Companion Flowers for Tomato Plants
Growing flowers near your vegetable garden is always recommended. Flowers can repel pests while attracting predatory bugs and beneficial pollinators. These flowers are especially good companions for tomatoes.
This is THE all-purpose vegetable companion plant. Marigolds can do a little bit of everything over an entire season. While they are flowering, they will repel aphids, hornworms, and all kinds of pests. Then when marigolds are tilled into the soil, they will decompose and release biochemicals that discourage pests like cucumber beetles, root-knot nematodes, squash bugs, and cabbage maggots.
Try our Marigold Starter Kit for everything you need to start growing marigolds.
Cosmos attract butterflies, lacewings, and hoverflies. You can plant cosmos to flower right along with your tomatoes all summer.
Zinnias will attract butterflies and bees while they continue blooming all summer. Zinnias make the perfect companion for indeterminate tomatoes that keep growing until the first fall frost.
Start growing Zinnias with our complete Starter Kit.
Grow lavender to attract bees and repel flea beetles and nematodes.
Sunflowers can be tall or small. And all colors of sunflowers will attract bees to help pollinate tomatoes.
Companion Planting and Container Gardening
Companion planting also works well in container gardening. Tomatoes grown in containers can be mixed and matched with friendly neighbors. When your tomato plants start putting out flowers, move pots of companions next to them. The additional flowers will attract more pollinators to your tomatoes. Herbs grown in containers are also an excellent way to move companion plants around when needed.
What Not to Plant With Tomatoes
Knowing what not to plant next to your tomato plants can be confusing. Sometimes a NO is because the two plants have different water and soil needs. Other times it’s because they will attract the same pests or be susceptible to the same viruses. So even if a plant isn’t recommended to be grown next to tomatoes, it’s good to know why so you can decide what risks to take.

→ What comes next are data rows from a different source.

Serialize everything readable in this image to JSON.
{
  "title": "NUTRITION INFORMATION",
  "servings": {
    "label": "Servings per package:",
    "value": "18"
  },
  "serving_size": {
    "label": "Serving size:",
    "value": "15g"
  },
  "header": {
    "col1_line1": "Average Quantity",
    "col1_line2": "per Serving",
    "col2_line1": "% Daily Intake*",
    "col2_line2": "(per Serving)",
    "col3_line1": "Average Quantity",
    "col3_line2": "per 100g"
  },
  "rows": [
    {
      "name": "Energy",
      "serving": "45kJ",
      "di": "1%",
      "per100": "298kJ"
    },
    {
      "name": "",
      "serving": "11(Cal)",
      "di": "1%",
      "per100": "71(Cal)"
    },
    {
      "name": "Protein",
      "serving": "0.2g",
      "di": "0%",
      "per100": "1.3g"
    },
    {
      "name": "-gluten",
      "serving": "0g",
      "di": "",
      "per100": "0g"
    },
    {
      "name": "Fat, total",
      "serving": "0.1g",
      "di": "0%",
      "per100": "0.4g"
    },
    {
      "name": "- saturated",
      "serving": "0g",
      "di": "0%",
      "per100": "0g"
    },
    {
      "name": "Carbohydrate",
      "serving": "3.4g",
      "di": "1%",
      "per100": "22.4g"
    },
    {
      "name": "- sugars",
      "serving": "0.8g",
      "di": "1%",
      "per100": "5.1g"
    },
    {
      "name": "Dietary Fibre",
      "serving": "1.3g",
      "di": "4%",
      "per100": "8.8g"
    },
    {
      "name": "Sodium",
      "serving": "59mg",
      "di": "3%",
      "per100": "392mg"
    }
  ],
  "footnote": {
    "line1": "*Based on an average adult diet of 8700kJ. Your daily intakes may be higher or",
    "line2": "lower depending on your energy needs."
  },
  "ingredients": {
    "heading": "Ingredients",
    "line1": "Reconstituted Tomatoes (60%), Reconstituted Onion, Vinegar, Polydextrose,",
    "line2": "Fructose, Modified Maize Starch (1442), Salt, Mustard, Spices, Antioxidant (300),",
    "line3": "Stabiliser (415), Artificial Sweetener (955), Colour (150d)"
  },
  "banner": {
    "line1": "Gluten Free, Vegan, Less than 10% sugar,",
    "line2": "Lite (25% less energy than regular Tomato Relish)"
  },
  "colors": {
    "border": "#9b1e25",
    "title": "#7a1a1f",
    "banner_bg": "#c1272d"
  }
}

Plants in the brassica family, such as cabbage, broccoli, and kale, can stunt tomato growth. Also, tomatoes will suck up the nutrients and affect their growth as well.

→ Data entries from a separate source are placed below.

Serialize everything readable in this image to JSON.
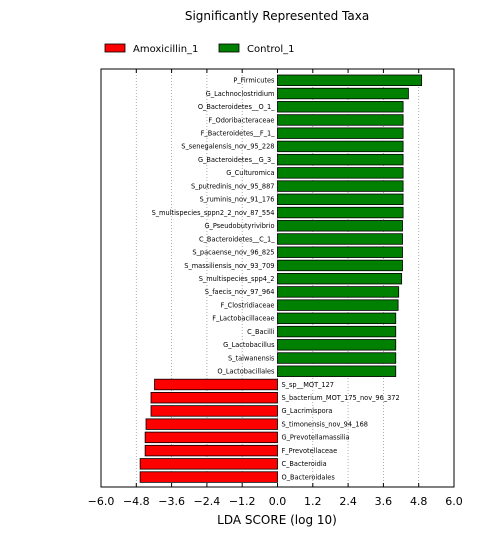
{
  "chart_data": {
    "type": "bar",
    "orientation": "horizontal",
    "title": "Significantly Represented Taxa",
    "xlabel": "LDA SCORE (log 10)",
    "ylabel": "",
    "xlim": [
      -6.0,
      6.0
    ],
    "xticks": [
      -6.0,
      -4.8,
      -3.6,
      -2.4,
      -1.2,
      0.0,
      1.2,
      2.4,
      3.6,
      4.8,
      6.0
    ],
    "xtick_labels": [
      "−6.0",
      "−4.8",
      "−3.6",
      "−2.4",
      "−1.2",
      "0.0",
      "1.2",
      "2.4",
      "3.6",
      "4.8",
      "6.0"
    ],
    "grid": "vertical-dotted",
    "legend_position": "top",
    "series": [
      {
        "name": "Amoxicillin_1",
        "color": "#ff0000"
      },
      {
        "name": "Control_1",
        "color": "#008000"
      }
    ],
    "bars": [
      {
        "label": "P_Firmicutes",
        "value": 4.9,
        "group": "Control_1"
      },
      {
        "label": "G_Lachnoclostridium",
        "value": 4.45,
        "group": "Control_1"
      },
      {
        "label": "O_Bacteroidetes__O_1_",
        "value": 4.27,
        "group": "Control_1"
      },
      {
        "label": "F_Odoribacteraceae",
        "value": 4.27,
        "group": "Control_1"
      },
      {
        "label": "F_Bacteroidetes__F_1_",
        "value": 4.27,
        "group": "Control_1"
      },
      {
        "label": "S_senegalensis_nov_95_228",
        "value": 4.27,
        "group": "Control_1"
      },
      {
        "label": "G_Bacteroidetes__G_3_",
        "value": 4.27,
        "group": "Control_1"
      },
      {
        "label": "G_Culturomica",
        "value": 4.27,
        "group": "Control_1"
      },
      {
        "label": "S_putredinis_nov_95_887",
        "value": 4.27,
        "group": "Control_1"
      },
      {
        "label": "S_ruminis_nov_91_176",
        "value": 4.27,
        "group": "Control_1"
      },
      {
        "label": "S_multispecies_sppn2_2_nov_87_554",
        "value": 4.27,
        "group": "Control_1"
      },
      {
        "label": "G_Pseudobutyrivibrio",
        "value": 4.25,
        "group": "Control_1"
      },
      {
        "label": "C_Bacteroidetes__C_1_",
        "value": 4.25,
        "group": "Control_1"
      },
      {
        "label": "S_pacaense_nov_96_825",
        "value": 4.25,
        "group": "Control_1"
      },
      {
        "label": "S_massiliensis_nov_93_709",
        "value": 4.25,
        "group": "Control_1"
      },
      {
        "label": "S_multispecies_spp4_2",
        "value": 4.22,
        "group": "Control_1"
      },
      {
        "label": "S_faecis_nov_97_964",
        "value": 4.12,
        "group": "Control_1"
      },
      {
        "label": "F_Clostridiaceae",
        "value": 4.1,
        "group": "Control_1"
      },
      {
        "label": "F_Lactobacillaceae",
        "value": 4.02,
        "group": "Control_1"
      },
      {
        "label": "C_Bacilli",
        "value": 4.02,
        "group": "Control_1"
      },
      {
        "label": "G_Lactobacillus",
        "value": 4.02,
        "group": "Control_1"
      },
      {
        "label": "S_taiwanensis",
        "value": 4.02,
        "group": "Control_1"
      },
      {
        "label": "O_Lactobacillales",
        "value": 4.02,
        "group": "Control_1"
      },
      {
        "label": "S_sp__MOT_127",
        "value": -4.18,
        "group": "Amoxicillin_1"
      },
      {
        "label": "S_bacterium_MOT_175_nov_96_372",
        "value": -4.3,
        "group": "Amoxicillin_1"
      },
      {
        "label": "G_Lacrimispora",
        "value": -4.3,
        "group": "Amoxicillin_1"
      },
      {
        "label": "S_timonensis_nov_94_168",
        "value": -4.47,
        "group": "Amoxicillin_1"
      },
      {
        "label": "G_Prevotellamassilia",
        "value": -4.5,
        "group": "Amoxicillin_1"
      },
      {
        "label": "F_Prevotellaceae",
        "value": -4.5,
        "group": "Amoxicillin_1"
      },
      {
        "label": "C_Bacteroidia",
        "value": -4.67,
        "group": "Amoxicillin_1"
      },
      {
        "label": "O_Bacteroidales",
        "value": -4.67,
        "group": "Amoxicillin_1"
      }
    ]
  }
}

Don’t plant tomatoes near apricots. Tomatoes can pass diseases to the apricot trees.
Eggplants will draw in the pests that attack tomatoes, so keep them far away.
Fennel stunts the growth of tomatoes.
When dill is young, it’s okay with tomatoes. However, when it starts flowering, it will affect the growth of tomatoes.
Cucumbers and tomatoes aren't great neighbors for several reasons. Tomatoes can spread mosaic virus and bacterial wilt to cucumbers. They are both heavy feeders and need additional fertilizer and could compete for nutrients when close together. Cucumbers prefer moist soil, and tomatoes can dry out between watering.
With careful attention, cucumbers and tomatoes can be grown together, but it might not be the best choice for a beginner gardener.
Corn and tomatoes draw in the same worms. So it’s not recommended to grow them close to each other.
Whether you are a beginner gardener with your first tomato plant or a seasoned veteran, consider companion planting. Choosing the best plants to grow alongside your tomatoes can help deter pests, improve soil quality, and even enhance the flavor of your tomatoes.
Try these tomato companion plants and start experimenting with what works in your garden!